The rural community in the United States represented approximately 20% (22 million people) of the overall population; however only 9% of the physical population practices in rural centers (Geyman, Hart, Norris, Coombs, & Lishner, 2000). Often trainings are designed with a universal learner in mind—making learners’ identities invisible. The invisibility of where a healthcare professional practices creates a gap in design decisions when developing instruction. Design strategies must be multifaceted with intentional inclusion of all diversities (Geyman et.al., 2000) Otherwise, designers could make decisions that favor their own identity (which is not likely that of a rural healthcare professional). The healthcare professionals in the rural community have unique identities and experiences that must be considered for learning to be effective and relevant.
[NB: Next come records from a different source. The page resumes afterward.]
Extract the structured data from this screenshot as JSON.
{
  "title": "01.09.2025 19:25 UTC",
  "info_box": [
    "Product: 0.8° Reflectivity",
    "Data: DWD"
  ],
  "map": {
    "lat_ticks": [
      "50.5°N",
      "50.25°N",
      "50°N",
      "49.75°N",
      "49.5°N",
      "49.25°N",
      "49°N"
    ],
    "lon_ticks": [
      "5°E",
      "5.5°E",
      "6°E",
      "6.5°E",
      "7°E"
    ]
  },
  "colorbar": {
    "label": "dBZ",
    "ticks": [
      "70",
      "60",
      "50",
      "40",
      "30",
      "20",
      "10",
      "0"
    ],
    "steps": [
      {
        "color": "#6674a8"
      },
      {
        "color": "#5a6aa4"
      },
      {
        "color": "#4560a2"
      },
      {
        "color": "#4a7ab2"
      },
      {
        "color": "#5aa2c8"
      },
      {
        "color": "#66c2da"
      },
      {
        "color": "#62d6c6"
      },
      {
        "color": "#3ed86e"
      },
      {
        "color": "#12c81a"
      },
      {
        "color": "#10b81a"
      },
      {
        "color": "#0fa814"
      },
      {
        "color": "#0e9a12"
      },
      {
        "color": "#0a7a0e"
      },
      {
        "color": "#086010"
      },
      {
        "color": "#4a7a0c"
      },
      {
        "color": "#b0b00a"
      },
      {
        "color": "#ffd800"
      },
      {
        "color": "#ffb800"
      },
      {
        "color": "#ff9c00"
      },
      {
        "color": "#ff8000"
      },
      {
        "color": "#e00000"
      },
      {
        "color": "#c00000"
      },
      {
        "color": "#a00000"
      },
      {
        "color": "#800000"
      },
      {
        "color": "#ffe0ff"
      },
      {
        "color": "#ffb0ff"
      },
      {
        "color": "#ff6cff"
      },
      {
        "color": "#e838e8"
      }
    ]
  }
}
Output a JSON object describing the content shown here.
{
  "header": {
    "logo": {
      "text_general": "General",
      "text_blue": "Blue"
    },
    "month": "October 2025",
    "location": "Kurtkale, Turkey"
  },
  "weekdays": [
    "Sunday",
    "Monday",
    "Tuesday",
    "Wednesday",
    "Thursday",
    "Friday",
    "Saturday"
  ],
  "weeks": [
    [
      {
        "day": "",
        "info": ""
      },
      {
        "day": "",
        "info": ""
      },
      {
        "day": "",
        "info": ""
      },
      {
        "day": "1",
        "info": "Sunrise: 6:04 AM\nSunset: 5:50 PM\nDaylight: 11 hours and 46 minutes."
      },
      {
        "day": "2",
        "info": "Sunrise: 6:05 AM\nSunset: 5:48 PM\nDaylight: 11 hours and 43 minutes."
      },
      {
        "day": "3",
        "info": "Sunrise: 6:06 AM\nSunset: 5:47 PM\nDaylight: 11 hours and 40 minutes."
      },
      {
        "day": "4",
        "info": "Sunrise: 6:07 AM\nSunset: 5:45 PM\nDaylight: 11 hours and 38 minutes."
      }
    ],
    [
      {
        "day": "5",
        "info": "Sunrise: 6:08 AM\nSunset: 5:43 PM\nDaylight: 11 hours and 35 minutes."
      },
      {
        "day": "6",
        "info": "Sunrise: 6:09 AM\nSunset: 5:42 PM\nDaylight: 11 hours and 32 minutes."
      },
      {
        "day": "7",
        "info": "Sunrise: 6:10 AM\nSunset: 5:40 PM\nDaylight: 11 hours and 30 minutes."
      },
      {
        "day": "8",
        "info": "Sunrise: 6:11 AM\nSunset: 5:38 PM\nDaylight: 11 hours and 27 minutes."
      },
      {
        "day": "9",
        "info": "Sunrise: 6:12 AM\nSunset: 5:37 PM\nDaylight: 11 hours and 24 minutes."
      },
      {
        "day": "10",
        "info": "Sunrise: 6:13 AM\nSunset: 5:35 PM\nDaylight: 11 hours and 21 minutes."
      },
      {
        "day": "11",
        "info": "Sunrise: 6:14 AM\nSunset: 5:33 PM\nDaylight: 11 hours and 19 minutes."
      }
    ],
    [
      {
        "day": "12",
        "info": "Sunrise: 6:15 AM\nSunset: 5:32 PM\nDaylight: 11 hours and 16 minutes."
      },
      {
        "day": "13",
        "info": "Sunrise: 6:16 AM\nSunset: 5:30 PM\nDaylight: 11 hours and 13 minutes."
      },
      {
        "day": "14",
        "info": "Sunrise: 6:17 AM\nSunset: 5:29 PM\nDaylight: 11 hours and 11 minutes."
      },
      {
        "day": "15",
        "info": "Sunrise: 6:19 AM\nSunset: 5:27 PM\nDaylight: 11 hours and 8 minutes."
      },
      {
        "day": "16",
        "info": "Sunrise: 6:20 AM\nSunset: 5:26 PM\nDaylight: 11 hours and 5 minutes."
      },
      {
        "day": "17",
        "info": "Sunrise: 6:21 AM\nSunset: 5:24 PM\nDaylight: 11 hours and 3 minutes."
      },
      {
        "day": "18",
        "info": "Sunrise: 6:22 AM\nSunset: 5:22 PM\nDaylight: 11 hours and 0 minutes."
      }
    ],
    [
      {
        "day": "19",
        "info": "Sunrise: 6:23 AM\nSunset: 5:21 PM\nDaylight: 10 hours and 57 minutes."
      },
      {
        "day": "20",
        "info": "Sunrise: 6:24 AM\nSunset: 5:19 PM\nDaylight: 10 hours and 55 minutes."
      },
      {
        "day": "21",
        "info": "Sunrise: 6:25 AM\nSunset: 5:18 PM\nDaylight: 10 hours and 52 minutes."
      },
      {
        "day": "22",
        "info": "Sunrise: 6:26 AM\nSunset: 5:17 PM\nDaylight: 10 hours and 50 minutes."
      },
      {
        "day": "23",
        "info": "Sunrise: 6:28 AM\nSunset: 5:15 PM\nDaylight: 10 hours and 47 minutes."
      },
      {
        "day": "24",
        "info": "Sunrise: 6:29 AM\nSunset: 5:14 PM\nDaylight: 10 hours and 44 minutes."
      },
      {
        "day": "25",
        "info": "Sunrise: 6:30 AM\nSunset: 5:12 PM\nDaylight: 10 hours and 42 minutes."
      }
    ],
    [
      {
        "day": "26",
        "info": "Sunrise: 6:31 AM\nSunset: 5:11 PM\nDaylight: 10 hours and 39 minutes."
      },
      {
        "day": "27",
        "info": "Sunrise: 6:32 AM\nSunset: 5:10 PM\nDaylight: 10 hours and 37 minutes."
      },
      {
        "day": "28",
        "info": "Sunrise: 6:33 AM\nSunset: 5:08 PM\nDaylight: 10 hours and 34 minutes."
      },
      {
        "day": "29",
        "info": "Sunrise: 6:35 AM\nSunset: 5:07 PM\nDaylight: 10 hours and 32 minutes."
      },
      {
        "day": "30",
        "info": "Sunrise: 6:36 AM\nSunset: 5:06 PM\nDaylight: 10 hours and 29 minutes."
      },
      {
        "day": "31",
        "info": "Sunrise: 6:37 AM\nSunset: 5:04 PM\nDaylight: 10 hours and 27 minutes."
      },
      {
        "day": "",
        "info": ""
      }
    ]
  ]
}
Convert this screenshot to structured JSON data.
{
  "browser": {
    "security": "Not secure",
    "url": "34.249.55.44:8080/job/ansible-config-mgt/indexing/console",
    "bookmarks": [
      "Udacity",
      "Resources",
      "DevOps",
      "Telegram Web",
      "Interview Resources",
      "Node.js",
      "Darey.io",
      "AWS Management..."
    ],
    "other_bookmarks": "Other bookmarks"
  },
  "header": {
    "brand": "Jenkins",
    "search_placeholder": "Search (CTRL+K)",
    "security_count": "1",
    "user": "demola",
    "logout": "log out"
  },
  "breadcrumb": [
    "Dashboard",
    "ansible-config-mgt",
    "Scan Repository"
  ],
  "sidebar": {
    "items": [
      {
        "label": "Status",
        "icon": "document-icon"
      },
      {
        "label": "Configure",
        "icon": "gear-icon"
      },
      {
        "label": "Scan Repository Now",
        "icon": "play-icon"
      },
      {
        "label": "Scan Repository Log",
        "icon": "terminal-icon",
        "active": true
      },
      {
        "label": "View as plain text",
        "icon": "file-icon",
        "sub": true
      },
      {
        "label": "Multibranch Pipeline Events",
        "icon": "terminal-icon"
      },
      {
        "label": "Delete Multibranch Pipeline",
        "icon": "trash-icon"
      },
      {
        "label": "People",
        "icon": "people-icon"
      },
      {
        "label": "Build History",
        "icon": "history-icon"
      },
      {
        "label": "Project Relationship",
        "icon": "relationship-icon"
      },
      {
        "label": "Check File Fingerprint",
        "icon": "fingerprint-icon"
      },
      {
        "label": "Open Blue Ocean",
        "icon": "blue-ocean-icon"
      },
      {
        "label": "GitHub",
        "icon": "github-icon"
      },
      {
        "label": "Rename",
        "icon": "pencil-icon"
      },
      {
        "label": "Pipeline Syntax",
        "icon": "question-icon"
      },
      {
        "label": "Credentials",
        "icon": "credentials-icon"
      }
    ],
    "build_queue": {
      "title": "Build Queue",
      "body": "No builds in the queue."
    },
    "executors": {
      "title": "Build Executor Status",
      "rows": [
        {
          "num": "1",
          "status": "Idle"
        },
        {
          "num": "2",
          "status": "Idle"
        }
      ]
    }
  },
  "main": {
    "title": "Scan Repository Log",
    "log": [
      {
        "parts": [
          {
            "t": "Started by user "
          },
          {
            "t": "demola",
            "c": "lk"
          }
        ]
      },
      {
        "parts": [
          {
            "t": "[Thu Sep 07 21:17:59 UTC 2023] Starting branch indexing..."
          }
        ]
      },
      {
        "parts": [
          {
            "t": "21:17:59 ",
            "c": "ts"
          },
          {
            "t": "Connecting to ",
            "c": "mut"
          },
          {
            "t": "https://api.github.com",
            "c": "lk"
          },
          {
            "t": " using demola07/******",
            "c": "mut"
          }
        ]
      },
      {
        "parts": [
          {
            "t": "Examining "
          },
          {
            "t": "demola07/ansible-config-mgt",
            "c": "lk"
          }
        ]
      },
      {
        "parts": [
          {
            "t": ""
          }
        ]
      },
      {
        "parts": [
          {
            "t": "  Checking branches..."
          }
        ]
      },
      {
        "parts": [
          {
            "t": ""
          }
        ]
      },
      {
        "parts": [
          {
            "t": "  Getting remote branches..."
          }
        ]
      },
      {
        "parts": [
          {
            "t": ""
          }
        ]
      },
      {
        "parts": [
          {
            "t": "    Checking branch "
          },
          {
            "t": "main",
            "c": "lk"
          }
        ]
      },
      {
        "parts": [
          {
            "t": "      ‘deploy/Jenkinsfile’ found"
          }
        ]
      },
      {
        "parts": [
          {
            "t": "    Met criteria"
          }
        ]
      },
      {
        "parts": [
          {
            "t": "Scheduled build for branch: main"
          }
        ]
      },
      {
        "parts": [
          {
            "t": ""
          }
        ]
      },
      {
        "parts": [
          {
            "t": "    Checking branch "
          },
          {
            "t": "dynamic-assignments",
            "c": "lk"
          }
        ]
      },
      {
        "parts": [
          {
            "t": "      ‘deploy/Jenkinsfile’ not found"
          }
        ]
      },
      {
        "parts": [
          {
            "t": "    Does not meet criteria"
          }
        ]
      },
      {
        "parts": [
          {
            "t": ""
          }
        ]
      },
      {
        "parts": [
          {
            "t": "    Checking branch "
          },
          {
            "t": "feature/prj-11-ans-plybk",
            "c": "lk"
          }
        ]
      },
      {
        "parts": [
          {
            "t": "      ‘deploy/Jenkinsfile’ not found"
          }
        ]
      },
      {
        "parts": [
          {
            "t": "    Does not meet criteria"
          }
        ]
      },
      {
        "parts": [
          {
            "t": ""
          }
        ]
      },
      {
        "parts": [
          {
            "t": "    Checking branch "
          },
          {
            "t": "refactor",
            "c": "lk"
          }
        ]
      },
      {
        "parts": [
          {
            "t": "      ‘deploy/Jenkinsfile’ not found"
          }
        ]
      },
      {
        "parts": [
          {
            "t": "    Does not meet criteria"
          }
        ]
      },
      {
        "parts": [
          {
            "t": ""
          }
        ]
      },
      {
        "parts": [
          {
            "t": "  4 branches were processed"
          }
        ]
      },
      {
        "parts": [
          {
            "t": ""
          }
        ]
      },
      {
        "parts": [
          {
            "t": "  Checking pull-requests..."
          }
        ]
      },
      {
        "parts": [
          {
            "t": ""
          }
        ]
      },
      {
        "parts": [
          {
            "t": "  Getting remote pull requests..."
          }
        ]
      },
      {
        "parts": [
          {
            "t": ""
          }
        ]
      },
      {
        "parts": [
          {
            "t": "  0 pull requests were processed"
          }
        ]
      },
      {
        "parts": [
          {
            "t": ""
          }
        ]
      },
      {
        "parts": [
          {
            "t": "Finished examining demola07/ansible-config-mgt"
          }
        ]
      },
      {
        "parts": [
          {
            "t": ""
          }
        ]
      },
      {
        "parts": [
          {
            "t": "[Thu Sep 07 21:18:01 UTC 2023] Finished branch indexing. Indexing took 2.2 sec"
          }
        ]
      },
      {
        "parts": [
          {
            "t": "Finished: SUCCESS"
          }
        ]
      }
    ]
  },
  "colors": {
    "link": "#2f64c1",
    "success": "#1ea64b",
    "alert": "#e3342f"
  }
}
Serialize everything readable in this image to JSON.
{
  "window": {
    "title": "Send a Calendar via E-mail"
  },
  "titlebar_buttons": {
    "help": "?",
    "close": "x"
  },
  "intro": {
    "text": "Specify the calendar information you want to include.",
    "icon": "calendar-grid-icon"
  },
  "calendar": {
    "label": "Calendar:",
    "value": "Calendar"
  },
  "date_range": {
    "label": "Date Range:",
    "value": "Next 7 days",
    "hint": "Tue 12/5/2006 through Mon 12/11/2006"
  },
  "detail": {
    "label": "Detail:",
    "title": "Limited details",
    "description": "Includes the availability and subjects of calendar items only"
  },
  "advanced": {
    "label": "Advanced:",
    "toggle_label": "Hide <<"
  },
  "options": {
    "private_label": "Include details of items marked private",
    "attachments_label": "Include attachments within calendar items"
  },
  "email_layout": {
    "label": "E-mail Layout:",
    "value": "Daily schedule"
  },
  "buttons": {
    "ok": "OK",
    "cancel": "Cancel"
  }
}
In developing an equal learning opportunity for these healthcare professionals, their rural identity needs to be considered. Identity integrates into learning engagement (Kincheloe, 2008). Since self-concept influences the way in which information is processed (Baldwin, 1992), design needs to be inclusive of the invisible diversity of rural identity.

People make meaning from events that occur in the community where they live and/or work. The social and communal norms influence their behaviors, which become experiences. These experiences shape the thinking and meaning created by members of the community. The lack of awareness in how diversity inclusion influences motivation and learning, within the development of instruction requires praxis (Freire, 1970, 1973).